The objective of this project is to integrate quantitative thermal modeling tools into clinical hyperthermia to improve treatment planning, delivery, and evaluation. We focus particularly on the application and validation of these models, in combination with extensive thermometry and perfusion measurements, to prostate disease. This allows us to validate thermal models ina a consistent, reproducible, and relatively accessible anatomic site that can be well instrumented for temperature, perfusion and SAR. In the current grant period, efforts have been strongly technology oriented; the development and evaluation of thermal models and algorithms for predictive and reconstructive temperature field calculations. We developed the Basis Element Method (BEM), a rapid, tunable technique for temperature field calculations in the clinical setting. Initial experimental validation of the BEM thermal model in animal (pig) experiments and selected patient treatment sessions show that the BEM, with sparsely measured SAR and perfusion, is able to predict temperatures with RMS differences of 0.9 degree C. The renewal is clinically oriented; to transfer to the clinic and integrate into the patient treatment system these quantitative thermal modeling techniques. The BEM and associated reconstruction and visualization modules will be transferred to the DFCI, along with clinical refinements that include optimization for clinical use and customization for the specific anatomic sites of interest in the Program Project. Additional clinically driven refinements to the BEM include the real-time application of the thermal reconstruction algorithm for use in the control of treatment delivery. To support and enhance these models, we also provide the hyperthermia clinic with the necessary dense temperature and perfusion measurement capability. These modeling and analysis capabilities will be used to establish a rational basis for therapy planning and optimization based on individual patient geometric and anatomic data. Equally important, this will allow the evaluation of treatment efficacy by reconstruction of the treatment temperature field from data gathered at discrete measurement sites, calculation of volumetric thermal dose distributions over the entire tumor volume, and correlation with outcome. This will enable more effective and quantitative assessment of the therapeutic value of hyperthermia.

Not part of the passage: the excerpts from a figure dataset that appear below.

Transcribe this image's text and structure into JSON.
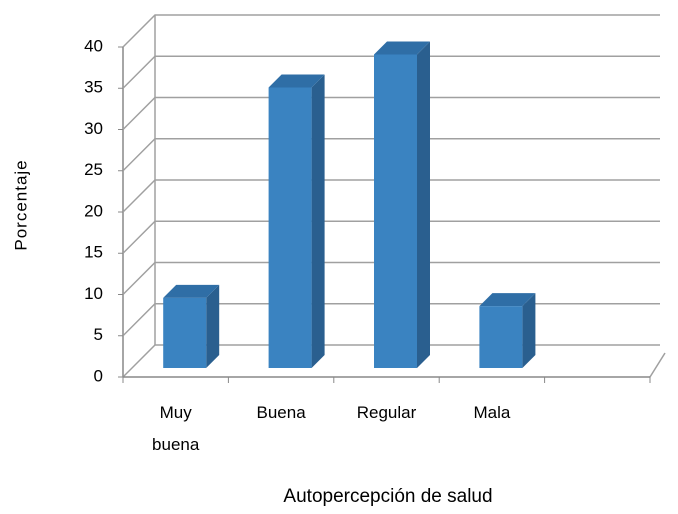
{
  "chart_data": {
    "type": "bar3d",
    "x_label": "Autopercepción de salud",
    "y_label": "Porcentaje",
    "categories": [
      "Muy buena",
      "Buena",
      "Regular",
      "Mala",
      null
    ],
    "values": [
      8.5,
      34,
      38,
      7.5,
      null
    ],
    "color": "#3a83c1",
    "ylim": [
      0,
      40
    ],
    "yticks": [
      0,
      5,
      10,
      15,
      20,
      25,
      30,
      35,
      40
    ],
    "grid": true
  }
}
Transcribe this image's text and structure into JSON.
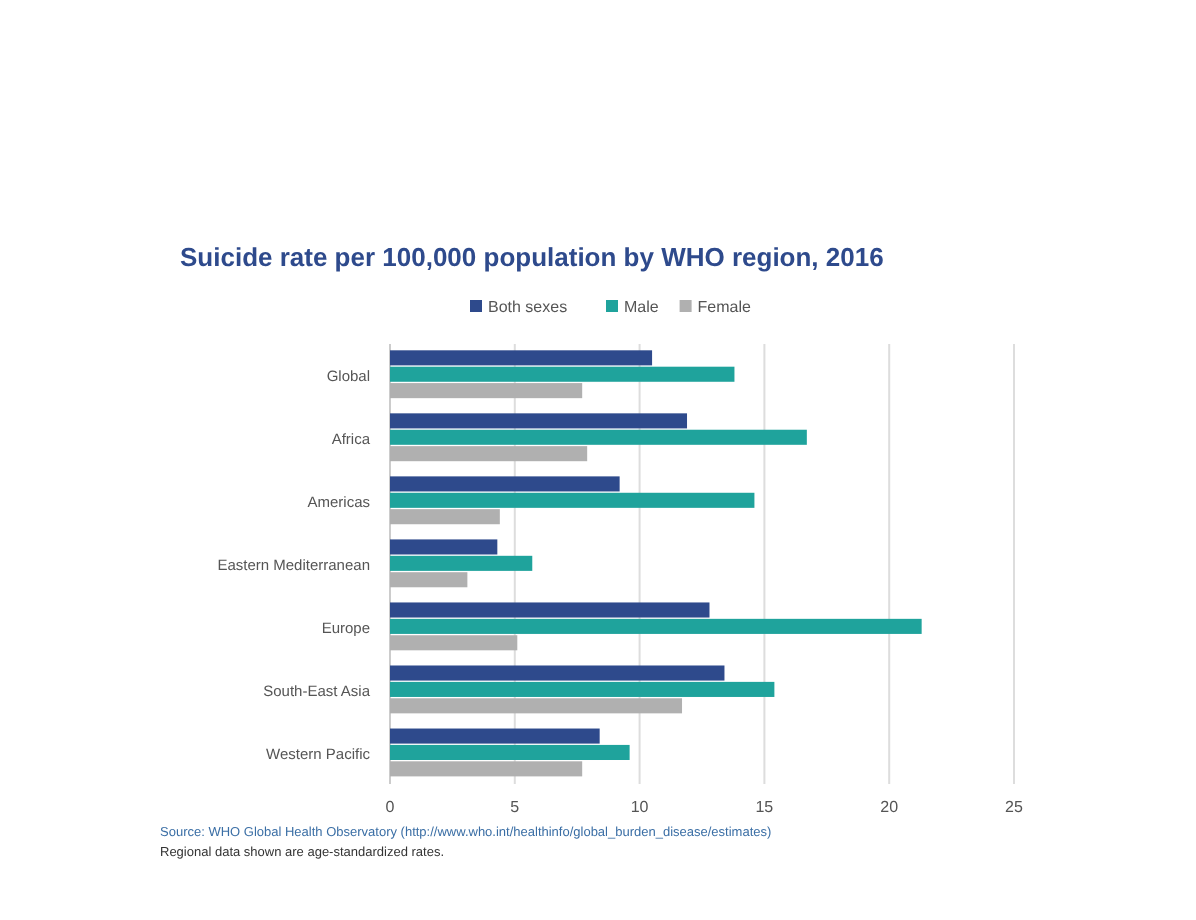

该项目的目标是集成定量热模型将工具融入临床热疗，以改进治疗计划、交付、和评估。我们特别关注的是应用和验证这些模型结合广泛的体温测量和灌流测量，到前列腺癌。这使我们能够验证热模型是一致的、可重现的、相对可访问的解剖结构可以很好地测量温度、灌注量和SAR的位置。在目前的赠款期间，努力在技术方面取得了很大进展面向；热学模型和算法的发展和评价用于预测和重建温度场计算。我们开发了基本单元法(BEM)，这是一种快速、可调的技术，用于临床环境下的温度场计算。首字母边界元热模型在动物(猪)体内的实验验证实验和选定的患者治疗阶段表明，BEM，与稀疏测量的SAR和血流灌注，能够预测温度均方根相差0.9摄氏度。更新是以临床为导向的；转到临床和将这些定量热能集成到患者治疗系统中建模技术。边界元及相关重建和可视化模块将与临床模块一起传输到DFCI 改进，包括针对临床使用和定制进行优化对于计划项目中感兴趣的特定解剖位置。其他临床驱动的边界元改进包括实时热重构算法在控制中的应用提供治疗的机会。为了支持和增强这些模型，我们还为热疗诊所提供必要的稠密温度和血流灌注测量能力。这些建模和分析功能将用于建立基于个体的治疗计划与优化的合理依据患者的几何和解剖数据。同样重要的是，这将允许重建法对治疗效果的评价来自在离散测量地点收集的数据的温度场，全肿瘤体积热剂量分布的计算体积，以及与结果的相关性。这将使更有效和量化评估热疗的治疗价值。